Now, I don't have any inside information on any third generation systems. But, I'm pretty sure I saw a claim that Pacific Biosciences has gotten reads close to 20Kb. Now, this could have been a "magic read" where all the stars were aligned. But imagine for a moment if this technology can routinely hit such lengths (or even longer) -- albeit with quality that makes it unusable for true sequencing but sufficient for aligning to islands of sequence in a genome assembly. If such a technology could generate sufficient numbers of such reads in reasonable time, the 454 20Kb paired libraries could start looking like buggy whips.
Taking this logic even further, suppose one of the nanopore technologies could really scan very long DNAs, perhaps 100Kb or more. Perhaps the quality is terrible, but again, as long as its just good enough. For example, suppose the error rate was 15%, or a phred 8 score. AWFUL! But, in a sequence of 10,000 (standing for the size of a fair-sized sequence island in an assembly) you'd expect to find nearly 3 runs of 50 correct bases. Clearly some clever algorithmics would be required (especially since with nanopores you don't know which direction the DNA is traversing the pore), but this would suggest that some pretty rotten sequencing could be used to order sequence islands along long reads.

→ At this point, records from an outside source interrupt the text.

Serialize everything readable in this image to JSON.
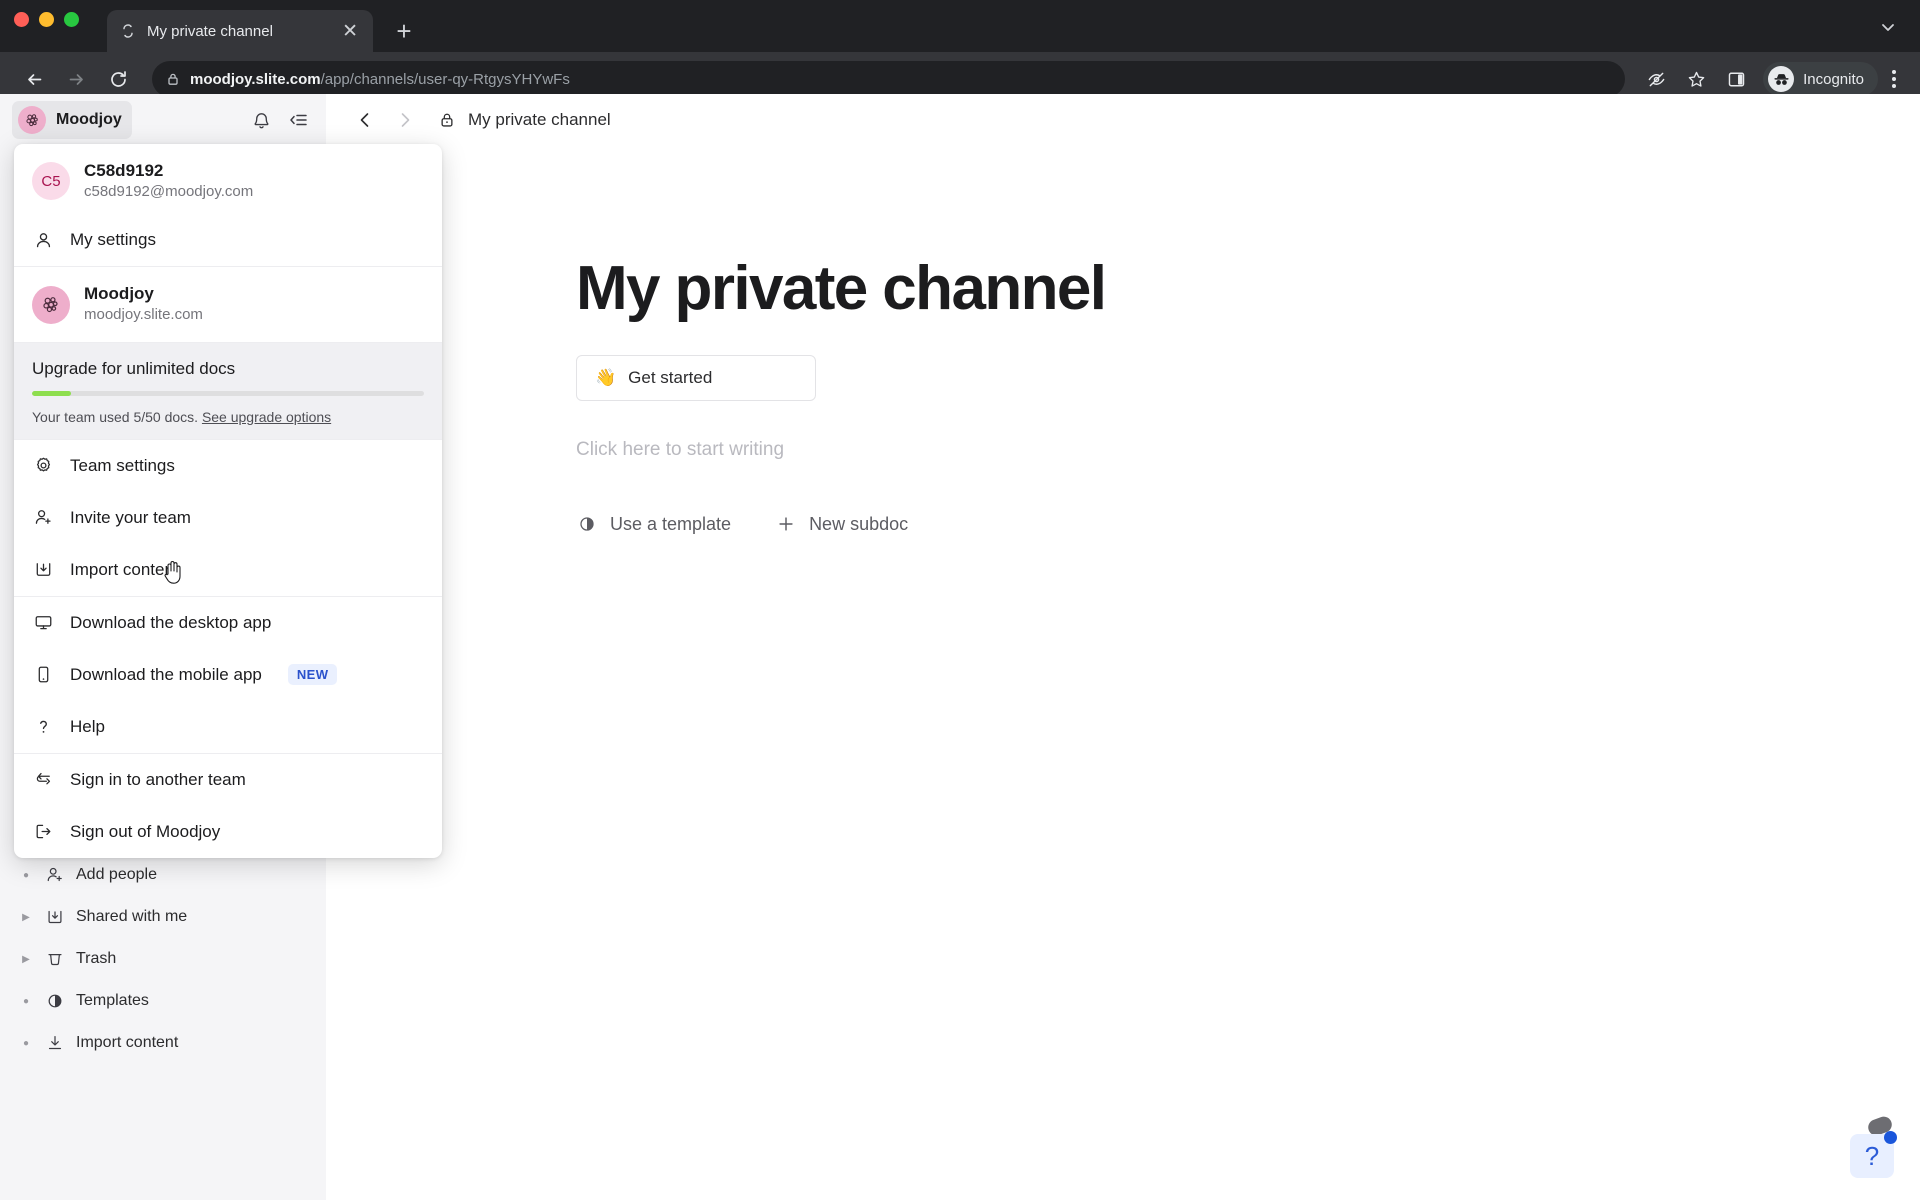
{
  "browser": {
    "tab": {
      "title": "My private channel",
      "favicon_icon": "slite-favicon",
      "close_icon": "close-icon"
    },
    "new_tab_icon": "plus-icon",
    "tabstrip_chevron_icon": "chevron-down-icon",
    "back_icon": "arrow-left-icon",
    "forward_icon": "arrow-right-icon",
    "reload_icon": "reload-icon",
    "lock_icon": "lock-icon",
    "url": {
      "host": "moodjoy.slite.com",
      "path": "/app/channels/user-qy-RtgysYHYwFs"
    },
    "actions": {
      "tracking_icon": "eye-off-icon",
      "bookmark_icon": "star-icon",
      "sidepanel_icon": "side-panel-icon",
      "profile_icon": "incognito-icon",
      "profile_label": "Incognito",
      "menu_icon": "three-dot-menu-icon"
    }
  },
  "sidebar": {
    "team": {
      "name": "Moodjoy",
      "logo_icon": "moodjoy-logo-icon"
    },
    "header_actions": [
      {
        "name": "notifications",
        "icon": "bell-icon"
      },
      {
        "name": "collapse-sidebar",
        "icon": "collapse-sidebar-icon"
      }
    ],
    "items": [
      {
        "label": "Add people",
        "icon": "add-person-icon",
        "marker": "dot"
      },
      {
        "label": "Shared with me",
        "icon": "inbox-download-icon",
        "marker": "caret"
      },
      {
        "label": "Trash",
        "icon": "trash-icon",
        "marker": "caret"
      },
      {
        "label": "Templates",
        "icon": "template-icon",
        "marker": "dot"
      },
      {
        "label": "Import content",
        "icon": "download-icon",
        "marker": "dot"
      }
    ]
  },
  "menu": {
    "account": {
      "avatar_initials": "C5",
      "name": "C58d9192",
      "email": "c58d9192@moodjoy.com"
    },
    "my_settings": {
      "label": "My settings",
      "icon": "person-icon"
    },
    "team": {
      "name": "Moodjoy",
      "domain": "moodjoy.slite.com",
      "logo_icon": "moodjoy-logo-icon"
    },
    "upgrade": {
      "title": "Upgrade for unlimited docs",
      "progress_percent": 10,
      "usage_text": "Your team used 5/50 docs.",
      "link_label": "See upgrade options",
      "bar_color": "#8ede4e"
    },
    "groups": [
      [
        {
          "label": "Team settings",
          "icon": "gear-icon"
        },
        {
          "label": "Invite your team",
          "icon": "add-person-icon"
        },
        {
          "label": "Import content",
          "icon": "inbox-download-icon"
        }
      ],
      [
        {
          "label": "Download the desktop app",
          "icon": "desktop-icon"
        },
        {
          "label": "Download the mobile app",
          "icon": "mobile-icon",
          "badge": "NEW"
        },
        {
          "label": "Help",
          "icon": "question-mark-icon"
        }
      ],
      [
        {
          "label": "Sign in to another team",
          "icon": "switch-arrows-icon"
        },
        {
          "label": "Sign out of Moodjoy",
          "icon": "sign-out-icon"
        }
      ]
    ]
  },
  "doc": {
    "nav": {
      "back_icon": "chevron-left-icon",
      "forward_icon": "chevron-right-icon"
    },
    "breadcrumb": {
      "icon": "lock-icon",
      "label": "My private channel"
    },
    "title": "My private channel",
    "get_started": {
      "emoji": "👋",
      "label": "Get started"
    },
    "editor_placeholder": "Click here to start writing",
    "actions": [
      {
        "label": "Use a template",
        "icon": "template-icon"
      },
      {
        "label": "New subdoc",
        "icon": "plus-icon"
      }
    ]
  },
  "help_widget": {
    "icon": "question-mark-icon",
    "has_notification": true
  }
}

Yet another variant on this line of thinking would be to use nanopores to read defined sequence landmarks from very long fragments. Once you have an initial assembly, a set of unique sequences can be selected for synthesis on microarrays. While PCR is required to amplify those oligos, it also offers an opportunity to subdivide the huge pool. Furthermore, with sufficiently long oligos on the chip one could even have multiple universal primer targets per oligo, enabling a given landmark to be easily placed in multiple orthogonal pools. With an optical nanopore reading strategy, 4 or more color-coded pools could be hybridized simultaneously and read. Multiple colors might be used for more elaborate coding of sequence islands -- i.e. one island might be encoded with a series of flashing lights, much like some lighthouses. Again, clever algorithmics would be needed to design such probe strategies.
How far away would such ideas be? Someone more knowledgeable about the particular technologies could guess better than I could. But, it would certainly be worth exploring, at least on paper, for anyone wanting to show that nanopores are close to prime time. While really low quality reads or just landmarking molecules might not seem exciting, it would offer a chance to get the technology into routine operation -- and from such routine operation comes continuous improvement. In other words, the way to push nanopores into routine sequencing might be by carefully picking something other than sequence -- but making sure that it is a path to sequencing and not a detour.